Умер Орджоникидзе, умер внезапно, накануне Пленума ЦК. Старый Пылаев тяжело переживал смерть Серго. Он знал его близко: в двадцатые годы они работали вместе в РКИ, оставались в дружеских, хоть и не близких, отношениях. Отец назвал эту смерть “странной”, казалось, он что-то подозревает, даже знает, но говорить об этом не хочет. На третий день было опубликовано официальное сообщение — смерть произошла от сердечного приступа. Отец поехал выразить соболезнование семье покойного, но вдова не смогла его принять — лежала больная.
Многие москвичи лишились сна, слушают по ночам, не подъехала ли к дому машина, не идут ли по лестнице к их дверям...
Маша спросила: что думает об этом отец? Николай сказал, что отец говорить на эти темы не хочет, но, видно, думает, крепко думает и сильно озабочен. Помнишь, спросил Николай, что сказал отец, когда убили Кирова?
Да, старший Пылаев обронил тогда странные слова. “Начались политические убийства”,— сказал он с нажимом, будто возвещая новый этап жизни.
Разговорить его Николай не смог, отец уклонился обычным способом — начал кашлять, затряс головой, вышел из комнаты.
Выслушав тревожные новости, Маша хотела успокоить мужа — в Саратове об арестах не слышно, здесь все благополучно.
Но тут произошло подряд несколько неприятных случаев. Каждый из них не был значителен, однако все вместе вызывали беспокойство. Особенно взволновалась Маша.
Николаю сделал замечание заведующий кафедрой, доцент, окончивший в Саратове аспирантуру. Савкин сказал, что в лекциях по экономгеографии капиталистических стран незачем рассуждать о природе фашизма. Савкин давно не посещал лекций доцента Пылаева. Значит, кому-то из студентов поручено о лекциях докладывать?
Вторая мелочь была уж точно пустяковой. Николая вызвала кадровичка и спросила, почему он скрыл, что отец жены офицер царской армии. Пылаев возразил:
— Вот же написано в анкете “военврач”, а раз врач, значит, не рядовой.
— Ладно, разберемся,— ответила, не смутившись, кадровичка.
Рассказывая это дома, Николай смеялся, но Маша даже не улыбнулась.

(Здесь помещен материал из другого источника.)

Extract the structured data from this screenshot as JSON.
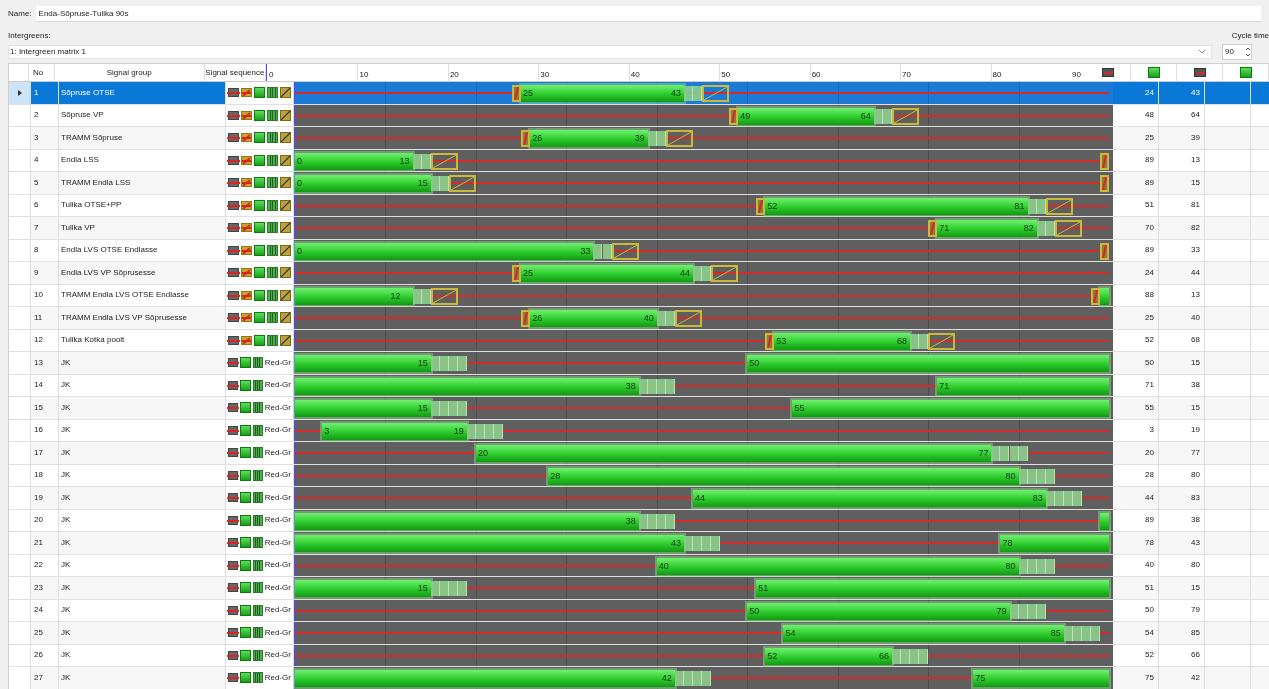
{
  "name_field": {
    "label": "Name:",
    "value": "Enda-Sõpruse-Tulika 90s"
  },
  "intergreens": {
    "label": "Intergreens:",
    "value": "1: Intergreen matrix 1"
  },
  "cycle_time": {
    "label": "Cycle time",
    "value": "90"
  },
  "table": {
    "columns": [
      "No",
      "Signal group",
      "Signal sequence"
    ],
    "axis_labels": [
      "0",
      "10",
      "20",
      "30",
      "40",
      "50",
      "60",
      "70",
      "80",
      "90"
    ],
    "time_columns": [
      {
        "kind": "stop"
      },
      {
        "kind": "go"
      },
      {
        "kind": "stop"
      },
      {
        "kind": "go"
      }
    ],
    "rows": [
      {
        "no": "1",
        "name": "Sõpruse OTSE",
        "kind": "vehicle",
        "selected": true,
        "red_end": "24",
        "green_end": "43",
        "bar_labels": [
          "25",
          "43"
        ]
      },
      {
        "no": "2",
        "name": "Sõpruse VP",
        "kind": "vehicle",
        "selected": false,
        "red_end": "48",
        "green_end": "64",
        "bar_labels": [
          "49",
          "64"
        ]
      },
      {
        "no": "3",
        "name": "TRAMM Sõpruse",
        "kind": "vehicle",
        "selected": false,
        "red_end": "25",
        "green_end": "39",
        "bar_labels": [
          "26",
          "39"
        ]
      },
      {
        "no": "4",
        "name": "Endla LSS",
        "kind": "vehicle",
        "selected": false,
        "red_end": "89",
        "green_end": "13",
        "bar_labels": [
          "0",
          "13"
        ]
      },
      {
        "no": "5",
        "name": "TRAMM Endla LSS",
        "kind": "vehicle",
        "selected": false,
        "red_end": "89",
        "green_end": "15",
        "bar_labels": [
          "0",
          "15"
        ]
      },
      {
        "no": "6",
        "name": "Tulika OTSE+PP",
        "kind": "vehicle",
        "selected": false,
        "red_end": "51",
        "green_end": "81",
        "bar_labels": [
          "52",
          "81"
        ]
      },
      {
        "no": "7",
        "name": "Tulika VP",
        "kind": "vehicle",
        "selected": false,
        "red_end": "70",
        "green_end": "82",
        "bar_labels": [
          "71",
          "82"
        ]
      },
      {
        "no": "8",
        "name": "Endla LVS OTSE Endlasse",
        "kind": "vehicle",
        "selected": false,
        "red_end": "89",
        "green_end": "33",
        "bar_labels": [
          "0",
          "33"
        ]
      },
      {
        "no": "9",
        "name": "Endla LVS VP Sõprusesse",
        "kind": "vehicle",
        "selected": false,
        "red_end": "24",
        "green_end": "44",
        "bar_labels": [
          "25",
          "44"
        ]
      },
      {
        "no": "10",
        "name": "TRAMM Endla LVS OTSE Endlasse",
        "kind": "vehicle",
        "selected": false,
        "red_end": "88",
        "green_end": "13",
        "bar_labels": [
          "12"
        ]
      },
      {
        "no": "11",
        "name": "TRAMM Endla LVS VP Sõprusesse",
        "kind": "vehicle",
        "selected": false,
        "red_end": "25",
        "green_end": "40",
        "bar_labels": [
          "26",
          "40"
        ]
      },
      {
        "no": "12",
        "name": "Tulika Kotka poolt",
        "kind": "vehicle",
        "selected": false,
        "red_end": "52",
        "green_end": "68",
        "bar_labels": [
          "53",
          "68"
        ]
      },
      {
        "no": "13",
        "name": "JK",
        "kind": "pedestrian",
        "sequence_label": "Red-Gr",
        "selected": false,
        "red_end": "50",
        "green_end": "15",
        "bar_labels": [
          "15",
          "50"
        ]
      },
      {
        "no": "14",
        "name": "JK",
        "kind": "pedestrian",
        "sequence_label": "Red-Gr",
        "selected": false,
        "red_end": "71",
        "green_end": "38",
        "bar_labels": [
          "38",
          "71"
        ]
      },
      {
        "no": "15",
        "name": "JK",
        "kind": "pedestrian",
        "sequence_label": "Red-Gr",
        "selected": false,
        "red_end": "55",
        "green_end": "15",
        "bar_labels": [
          "15",
          "55"
        ]
      },
      {
        "no": "16",
        "name": "JK",
        "kind": "pedestrian",
        "sequence_label": "Red-Gr",
        "selected": false,
        "red_end": "3",
        "green_end": "19",
        "bar_labels": [
          "3",
          "19"
        ]
      },
      {
        "no": "17",
        "name": "JK",
        "kind": "pedestrian",
        "sequence_label": "Red-Gr",
        "selected": false,
        "red_end": "20",
        "green_end": "77",
        "bar_labels": [
          "20",
          "77"
        ]
      },
      {
        "no": "18",
        "name": "JK",
        "kind": "pedestrian",
        "sequence_label": "Red-Gr",
        "selected": false,
        "red_end": "28",
        "green_end": "80",
        "bar_labels": [
          "28",
          "80"
        ]
      },
      {
        "no": "19",
        "name": "JK",
        "kind": "pedestrian",
        "sequence_label": "Red-Gr",
        "selected": false,
        "red_end": "44",
        "green_end": "83",
        "bar_labels": [
          "44",
          "83"
        ]
      },
      {
        "no": "20",
        "name": "JK",
        "kind": "pedestrian",
        "sequence_label": "Red-Gr",
        "selected": false,
        "red_end": "89",
        "green_end": "38",
        "bar_labels": [
          "38"
        ]
      },
      {
        "no": "21",
        "name": "JK",
        "kind": "pedestrian",
        "sequence_label": "Red-Gr",
        "selected": false,
        "red_end": "78",
        "green_end": "43",
        "bar_labels": [
          "43",
          "78"
        ]
      },
      {
        "no": "22",
        "name": "JK",
        "kind": "pedestrian",
        "sequence_label": "Red-Gr",
        "selected": false,
        "red_end": "40",
        "green_end": "80",
        "bar_labels": [
          "40",
          "80"
        ]
      },
      {
        "no": "23",
        "name": "JK",
        "kind": "pedestrian",
        "sequence_label": "Red-Gr",
        "selected": false,
        "red_end": "51",
        "green_end": "15",
        "bar_labels": [
          "15",
          "51"
        ]
      },
      {
        "no": "24",
        "name": "JK",
        "kind": "pedestrian",
        "sequence_label": "Red-Gr",
        "selected": false,
        "red_end": "50",
        "green_end": "79",
        "bar_labels": [
          "50",
          "79"
        ]
      },
      {
        "no": "25",
        "name": "JK",
        "kind": "pedestrian",
        "sequence_label": "Red-Gr",
        "selected": false,
        "red_end": "54",
        "green_end": "85",
        "bar_labels": [
          "54",
          "85"
        ]
      },
      {
        "no": "26",
        "name": "JK",
        "kind": "pedestrian",
        "sequence_label": "Red-Gr",
        "selected": false,
        "red_end": "52",
        "green_end": "66",
        "bar_labels": [
          "52",
          "66"
        ]
      },
      {
        "no": "27",
        "name": "JK",
        "kind": "pedestrian",
        "sequence_label": "Red-Gr",
        "selected": false,
        "red_end": "75",
        "green_end": "42",
        "bar_labels": [
          "42",
          "75"
        ]
      }
    ]
  }
}
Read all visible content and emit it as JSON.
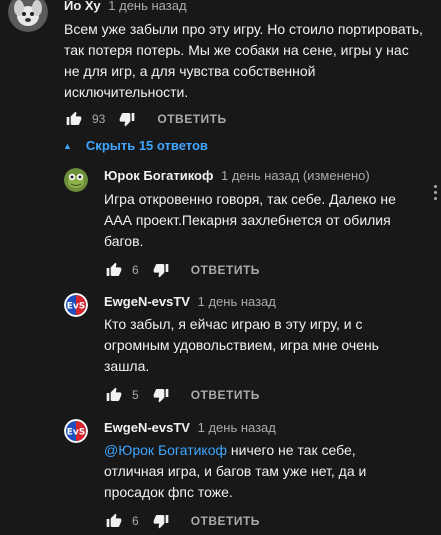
{
  "top_comment": {
    "author": "Йо Ху",
    "time": "1 день назад",
    "text": "Всем уже забыли про эту игру. Но стоило портировать, так потеря потерь. Мы же собаки на сене, игры у нас не для игр, а для чувства собственной исключительности.",
    "likes": "93",
    "reply_label": "ОТВЕТИТЬ",
    "avatar_icon": "dog-avatar-icon"
  },
  "replies_toggle": {
    "label": "Скрыть 15 ответов",
    "icon": "caret-up-icon"
  },
  "replies": [
    {
      "author": "Юрок Богатикоф",
      "time": "1 день назад (изменено)",
      "text": "Игра откровенно говоря, так себе. Далеко не ААА проект.Пекарня захлебнется от обилия багов.",
      "likes": "6",
      "reply_label": "ОТВЕТИТЬ",
      "avatar_icon": "frog-avatar-icon"
    },
    {
      "author": "EwgeN-evsTV",
      "time": "1 день назад",
      "text": "Кто забыл, я ейчас играю в эту игру,  и  с огромным удовольствием,  игра мне очень зашла.",
      "likes": "5",
      "reply_label": "ОТВЕТИТЬ",
      "avatar_icon": "evs-logo-avatar-icon"
    },
    {
      "author": "EwgeN-evsTV",
      "time": "1 день назад",
      "mention": "@Юрок Богатикоф",
      "text": " ничего не так себе, отличная игра,  и багов там уже нет,  да и просадок фпс тоже.",
      "likes": "6",
      "reply_label": "ОТВЕТИТЬ",
      "avatar_icon": "evs-logo-avatar-icon"
    }
  ],
  "colors": {
    "background": "#181818",
    "text": "#f1f1f1",
    "secondary": "#aaaaaa",
    "link": "#3ea6ff"
  }
}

Третий случай был самым неприятным. Как-то рано утром пришел старый вахтер, дежуривший у входа, и сказал, что позавчера приходил “один в штатском”, расспрашивал о Пылаевых и о соседе их, историке, ленинградце Вернере. Старик дрожал от страха и умолял Николая не проговориться: “Знаете, что за это со мной сделают? — А промолчать он не мог: — Сердце велит сказать”. Вахтер действительно любил Николая, всегда с ним приветливого.
После всего этого Маша стала плохо спать, прислушивалась к ночным звукам. Николай успокаивал — нечего из мухи делать слона, потом рассердился: “Я не желаю жить, как дрожащий кролик, который вот-вот попадет на кухню. Дело свое делаю честно, за собой никакой вины не чувствую. Вот это и есть главное, за что надо держаться”.
Время шло, ничего не случилось, Маша успокоилась. Жизнь вошла в привычную колею. Работа, работа — у Николая уже было два потока, лекции повторялись, на Маше — дом, заботы, Катя.
Однажды Николай сказал:
— Знаешь, мне все ясней, что занят я глупым делом. Перемалываю вороха печатной продукции и выдаю студентам жидкую кашицу формальных знаний. Лекции мои так далеки от жизни. Говорю о промышленном потенциале, а фашизм набирает все большую силу — Испания, Италия, Германия.
Выстроили еще один дом для преподавателей университета, но квартиру Пылаевым так и не дали. Они вернулись в Москву.
“Мальчик-мальчик-мальчик, будет мальчик!”